Pantau - Menteri Imigrasi dan Pemasyarakatan (Imipas) Agus Andrianto menegaskan komitmennya dalam memberantas peredaran narkotika di lembaga pemasyarakatan (lapas) dan rumah tahanan negara (rutan), Jumat, 10 April 2026.
Penguatan Pengawasan dan Penindakan Tegas
Agus menyatakan kementeriannya terus melakukan langkah konkret untuk memperketat pengawasan dan menutup celah peredaran narkotika di dalam lapas dan rutan.
Ia menegaskan, "Kami berkomitmen untuk menindak tanpa pandang bulu. Jika ada petugas yang terbukti terlibat, sanksi tegas hingga proses hukum akan diberlakukan."
Langkah tersebut meliputi penguatan sistem keamanan berbasis teknologi melalui pemasangan kamera pengawas atau CCTV terintegrasi.
Selain itu, peningkatan intensitas razia rutin dan insidentil dilakukan dengan melibatkan aparat penegak hukum seperti BNN, Polri, dan TNI.

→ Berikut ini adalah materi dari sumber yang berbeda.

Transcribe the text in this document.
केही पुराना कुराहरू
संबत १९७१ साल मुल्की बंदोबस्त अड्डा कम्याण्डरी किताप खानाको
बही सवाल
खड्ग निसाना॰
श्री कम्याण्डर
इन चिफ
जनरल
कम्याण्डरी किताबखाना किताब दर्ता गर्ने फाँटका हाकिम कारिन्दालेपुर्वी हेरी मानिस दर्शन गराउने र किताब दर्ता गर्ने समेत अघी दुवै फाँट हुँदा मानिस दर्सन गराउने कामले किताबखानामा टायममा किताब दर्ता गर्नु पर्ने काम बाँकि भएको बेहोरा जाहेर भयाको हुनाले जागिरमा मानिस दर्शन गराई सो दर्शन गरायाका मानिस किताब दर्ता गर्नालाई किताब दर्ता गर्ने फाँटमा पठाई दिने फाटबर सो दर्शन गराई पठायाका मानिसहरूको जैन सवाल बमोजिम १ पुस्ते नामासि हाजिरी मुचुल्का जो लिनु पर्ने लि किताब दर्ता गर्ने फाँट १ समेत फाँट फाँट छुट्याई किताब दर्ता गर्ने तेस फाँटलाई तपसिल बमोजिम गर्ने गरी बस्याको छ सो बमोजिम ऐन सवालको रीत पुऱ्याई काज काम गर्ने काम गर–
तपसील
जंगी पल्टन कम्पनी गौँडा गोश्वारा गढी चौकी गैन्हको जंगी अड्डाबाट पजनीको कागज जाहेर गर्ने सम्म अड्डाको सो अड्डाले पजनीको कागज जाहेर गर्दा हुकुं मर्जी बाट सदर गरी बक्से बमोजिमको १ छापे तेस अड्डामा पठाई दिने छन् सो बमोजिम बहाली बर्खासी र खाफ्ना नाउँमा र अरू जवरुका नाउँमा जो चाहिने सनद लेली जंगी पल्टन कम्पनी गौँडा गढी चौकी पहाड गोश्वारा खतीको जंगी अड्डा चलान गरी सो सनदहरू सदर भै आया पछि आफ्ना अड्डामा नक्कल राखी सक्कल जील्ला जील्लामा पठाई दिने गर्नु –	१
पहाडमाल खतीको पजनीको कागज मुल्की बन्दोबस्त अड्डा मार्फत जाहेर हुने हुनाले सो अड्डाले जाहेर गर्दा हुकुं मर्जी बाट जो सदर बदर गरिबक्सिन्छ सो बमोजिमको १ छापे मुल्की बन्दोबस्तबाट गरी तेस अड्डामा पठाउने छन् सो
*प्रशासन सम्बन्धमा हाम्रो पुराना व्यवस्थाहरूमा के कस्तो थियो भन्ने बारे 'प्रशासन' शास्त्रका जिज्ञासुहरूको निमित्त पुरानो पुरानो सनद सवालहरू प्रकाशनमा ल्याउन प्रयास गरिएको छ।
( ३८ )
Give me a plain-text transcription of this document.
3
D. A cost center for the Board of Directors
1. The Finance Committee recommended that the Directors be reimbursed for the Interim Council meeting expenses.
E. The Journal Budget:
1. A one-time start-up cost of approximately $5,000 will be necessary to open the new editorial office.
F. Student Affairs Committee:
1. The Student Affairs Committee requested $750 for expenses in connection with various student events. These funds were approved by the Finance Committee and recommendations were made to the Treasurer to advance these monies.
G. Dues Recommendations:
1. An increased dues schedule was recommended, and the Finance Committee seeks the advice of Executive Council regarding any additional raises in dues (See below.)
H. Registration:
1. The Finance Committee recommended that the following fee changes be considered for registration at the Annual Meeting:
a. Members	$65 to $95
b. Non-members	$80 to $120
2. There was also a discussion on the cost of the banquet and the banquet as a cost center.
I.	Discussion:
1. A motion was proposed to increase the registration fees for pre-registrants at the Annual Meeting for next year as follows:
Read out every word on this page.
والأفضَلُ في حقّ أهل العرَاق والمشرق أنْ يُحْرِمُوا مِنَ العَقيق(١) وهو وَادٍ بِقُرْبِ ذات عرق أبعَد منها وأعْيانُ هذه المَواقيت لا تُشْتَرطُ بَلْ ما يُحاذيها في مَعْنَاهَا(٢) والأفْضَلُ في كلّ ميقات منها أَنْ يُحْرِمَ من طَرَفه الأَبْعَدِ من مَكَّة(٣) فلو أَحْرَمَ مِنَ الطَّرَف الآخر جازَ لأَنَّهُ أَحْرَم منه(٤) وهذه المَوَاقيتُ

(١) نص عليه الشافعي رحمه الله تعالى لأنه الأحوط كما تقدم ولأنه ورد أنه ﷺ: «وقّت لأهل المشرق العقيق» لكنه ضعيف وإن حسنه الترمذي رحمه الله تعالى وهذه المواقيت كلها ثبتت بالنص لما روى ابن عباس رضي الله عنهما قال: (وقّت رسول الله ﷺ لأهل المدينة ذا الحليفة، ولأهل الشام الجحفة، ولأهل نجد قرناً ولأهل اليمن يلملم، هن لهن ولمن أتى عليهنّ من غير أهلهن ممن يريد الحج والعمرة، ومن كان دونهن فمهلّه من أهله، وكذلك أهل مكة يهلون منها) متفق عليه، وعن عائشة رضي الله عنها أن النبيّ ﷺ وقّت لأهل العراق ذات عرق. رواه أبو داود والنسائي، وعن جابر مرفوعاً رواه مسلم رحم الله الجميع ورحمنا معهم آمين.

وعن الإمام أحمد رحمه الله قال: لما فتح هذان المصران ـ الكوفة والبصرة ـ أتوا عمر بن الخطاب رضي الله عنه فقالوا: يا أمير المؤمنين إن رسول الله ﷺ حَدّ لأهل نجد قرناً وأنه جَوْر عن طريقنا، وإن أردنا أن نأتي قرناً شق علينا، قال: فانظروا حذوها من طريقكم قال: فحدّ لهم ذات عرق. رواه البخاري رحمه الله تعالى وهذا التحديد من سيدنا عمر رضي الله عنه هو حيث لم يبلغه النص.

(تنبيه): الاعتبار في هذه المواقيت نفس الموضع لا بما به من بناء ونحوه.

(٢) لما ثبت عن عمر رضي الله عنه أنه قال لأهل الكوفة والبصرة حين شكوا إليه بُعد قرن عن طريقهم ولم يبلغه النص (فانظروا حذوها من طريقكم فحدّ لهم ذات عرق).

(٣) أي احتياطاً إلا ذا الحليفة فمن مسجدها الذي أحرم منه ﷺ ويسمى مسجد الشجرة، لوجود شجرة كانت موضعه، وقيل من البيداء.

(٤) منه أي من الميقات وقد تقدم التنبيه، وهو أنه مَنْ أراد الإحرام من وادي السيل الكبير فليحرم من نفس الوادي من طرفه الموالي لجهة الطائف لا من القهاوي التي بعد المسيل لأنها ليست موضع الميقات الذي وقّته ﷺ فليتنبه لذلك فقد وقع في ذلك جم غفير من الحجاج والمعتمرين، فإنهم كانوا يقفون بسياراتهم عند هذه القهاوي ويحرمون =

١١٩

Dalam aspek internal, penegakan disiplin dan integritas petugas menjadi prioritas utama.
Kemenimipas memastikan setiap pelanggaran oleh oknum petugas akan ditindak tegas sesuai ketentuan hukum.
Agus mengungkapkan bahwa sejumlah oknum petugas telah dijatuhi sanksi berat hingga pemecatan karena terbukti terlibat dalam peredaran narkotika.
Pemindahan Bandar dan Program Pembinaan
Agus menyampaikan bahwa pemindahan warga binaan kategori bandar dan berisiko tinggi ke Lapas Nusakambangan terus dilakukan sebagai langkah strategis.
Ia mengungkapkan, "Pemindahan warga binaan bandar dan high risk sampai saat ini sudah menyentuh angka 2.284 orang."
Menurutnya, pemindahan tersebut bertujuan untuk menghilangkan sumber utama peredaran narkotika di lapas dan rutan.
Selain itu, langkah tersebut juga bersifat represif dan rehabilitatif agar warga binaan dapat menyadari kesalahannya dan mengikuti program pembinaan dengan baik.
Kemenimipas juga memperkuat program rehabilitasi dan pembinaan kepribadian guna mencegah keterlibatan kembali dalam penyalahgunaan narkotika.
Program tersebut dilaksanakan melalui kerja sama dengan berbagai instansi pemerintah dan organisasi nonpemerintah.
Agus menekankan bahwa permasalahan narkotika di lapas dan rutan merupakan isu kompleks yang memerlukan penanganan menyeluruh dan kolaboratif.
Ia menyatakan, "Kami terus melakukan evaluasi dan pembenahan agar lapas dan rutan benar-benar menjadi tempat pembinaan yang aman, bersih dari narkotika, dan mendukung proses reintegrasi sosial warga binaan."
Ia juga menambahkan, "Segala bentuk peredaran narkotika, baik yang melibatkan warga binaan maupun oknum petugas, merupakan pelanggaran serius dan tidak akan kami toleransi."
Ia turut mengapresiasi masukan dari Komisi III DPR RI sebagai bagian dari pengawasan terhadap sistem pemasyarakatan.